Suchen oder finden lassen? Was ist eine gute Bewerbungsstrategie?
Slaghuis: Das hängt vor allem davon ab, wie offen Angestellte mit ihrem Wechselwunsch umgehen möchten. Viele Berufstätige in ungekündigter Position haben große Angst davor, dass ihr Noch-Arbeitgeber etwas erfährt. In sozialen Netzwerken oder im Freundeskreis die Suche nach neuen Herausforderungen öffentlich zu machen, ist daher keine gute Idee. Wer jedoch die feste Absicht hat zu wechseln und absehen kann, mit hoher Wahrscheinlichkeit innerhalb der nächsten Monate einen neuen Job zu finden, der sollte aus meiner Erfahrung mit offenen Karten spielen.
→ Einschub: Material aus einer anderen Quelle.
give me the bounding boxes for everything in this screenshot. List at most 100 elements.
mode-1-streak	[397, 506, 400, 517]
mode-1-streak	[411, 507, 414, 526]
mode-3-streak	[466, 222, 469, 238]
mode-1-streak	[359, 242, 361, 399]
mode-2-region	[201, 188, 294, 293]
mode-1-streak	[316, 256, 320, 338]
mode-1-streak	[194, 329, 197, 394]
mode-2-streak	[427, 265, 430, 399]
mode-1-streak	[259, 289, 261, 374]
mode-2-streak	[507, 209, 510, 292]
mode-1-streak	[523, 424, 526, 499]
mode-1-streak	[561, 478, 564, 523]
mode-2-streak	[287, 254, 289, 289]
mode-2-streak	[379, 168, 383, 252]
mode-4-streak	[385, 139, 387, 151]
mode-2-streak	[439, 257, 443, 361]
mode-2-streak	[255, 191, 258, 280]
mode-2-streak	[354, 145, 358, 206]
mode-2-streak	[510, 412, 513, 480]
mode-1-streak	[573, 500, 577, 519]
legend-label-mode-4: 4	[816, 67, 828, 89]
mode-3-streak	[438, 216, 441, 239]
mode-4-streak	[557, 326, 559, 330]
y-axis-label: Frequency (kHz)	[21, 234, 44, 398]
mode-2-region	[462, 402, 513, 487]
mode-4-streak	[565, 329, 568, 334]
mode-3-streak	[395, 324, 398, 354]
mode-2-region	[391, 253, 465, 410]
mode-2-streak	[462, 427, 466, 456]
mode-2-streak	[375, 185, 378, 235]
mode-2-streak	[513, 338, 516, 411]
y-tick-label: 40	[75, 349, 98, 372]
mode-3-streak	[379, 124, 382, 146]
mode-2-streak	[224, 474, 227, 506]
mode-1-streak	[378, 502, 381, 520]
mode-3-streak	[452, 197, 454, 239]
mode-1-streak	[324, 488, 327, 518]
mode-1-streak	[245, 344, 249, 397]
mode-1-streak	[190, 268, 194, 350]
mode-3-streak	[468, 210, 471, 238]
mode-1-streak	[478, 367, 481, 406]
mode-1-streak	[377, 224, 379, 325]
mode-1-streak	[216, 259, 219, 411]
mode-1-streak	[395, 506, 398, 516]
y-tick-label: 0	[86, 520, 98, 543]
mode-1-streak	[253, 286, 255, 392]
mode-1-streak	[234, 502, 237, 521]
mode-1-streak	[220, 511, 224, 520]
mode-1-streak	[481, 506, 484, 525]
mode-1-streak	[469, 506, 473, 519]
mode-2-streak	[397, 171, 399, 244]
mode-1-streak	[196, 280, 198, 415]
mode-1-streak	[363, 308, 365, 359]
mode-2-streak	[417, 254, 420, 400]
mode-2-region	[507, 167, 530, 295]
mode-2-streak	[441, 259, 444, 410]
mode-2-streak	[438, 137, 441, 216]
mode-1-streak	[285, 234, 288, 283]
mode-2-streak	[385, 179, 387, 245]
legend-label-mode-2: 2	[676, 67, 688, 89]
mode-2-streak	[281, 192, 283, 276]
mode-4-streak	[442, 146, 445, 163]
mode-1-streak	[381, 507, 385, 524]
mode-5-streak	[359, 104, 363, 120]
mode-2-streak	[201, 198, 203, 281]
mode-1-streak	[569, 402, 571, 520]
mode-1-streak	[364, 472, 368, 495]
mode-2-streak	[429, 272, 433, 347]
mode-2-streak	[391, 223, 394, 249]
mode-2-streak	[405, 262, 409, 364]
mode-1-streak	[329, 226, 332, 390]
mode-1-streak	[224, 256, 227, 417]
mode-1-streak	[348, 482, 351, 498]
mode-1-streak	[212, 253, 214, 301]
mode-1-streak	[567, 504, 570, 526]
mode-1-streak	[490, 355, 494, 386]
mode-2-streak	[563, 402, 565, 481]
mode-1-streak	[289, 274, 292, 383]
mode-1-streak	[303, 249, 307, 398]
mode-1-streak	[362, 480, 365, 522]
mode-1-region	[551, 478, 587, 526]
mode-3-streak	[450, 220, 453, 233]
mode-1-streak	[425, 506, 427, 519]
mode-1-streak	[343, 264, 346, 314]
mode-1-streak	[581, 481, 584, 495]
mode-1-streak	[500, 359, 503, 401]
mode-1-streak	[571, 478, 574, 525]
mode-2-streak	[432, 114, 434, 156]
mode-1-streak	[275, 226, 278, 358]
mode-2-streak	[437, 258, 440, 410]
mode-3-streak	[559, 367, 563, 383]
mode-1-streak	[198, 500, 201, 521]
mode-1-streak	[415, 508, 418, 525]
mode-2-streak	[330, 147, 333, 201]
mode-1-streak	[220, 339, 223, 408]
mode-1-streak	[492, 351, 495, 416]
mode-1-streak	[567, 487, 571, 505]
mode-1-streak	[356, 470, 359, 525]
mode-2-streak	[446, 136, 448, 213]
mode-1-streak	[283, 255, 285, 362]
Denn die Chancen, über das eigene Netzwerk oder andere Kanäle zum neuen Job beim Wunsch-Arbeitgeber zu kommen, sind oftmals durchaus vorhanden.
Was ist Ihr wichtigster Tipp?
Slaghuis: Das Wichtigste ist: Eigene Klarheit über die nächsten sinnvollen Schritte schaffen und Entscheidungen treffen. Jeder ist der Chef seines eigenen Lebens! Bewerber sollten ein authentisches Profil mit Ecken und Kanten zeigen. Sagen, was Ihnen wirklich wichtig ist. So heben Sie sich heute von der Masse ab, und die Wahrscheinlichkeit steigt, dass es hinterher im neuen Job auch wirklich passt.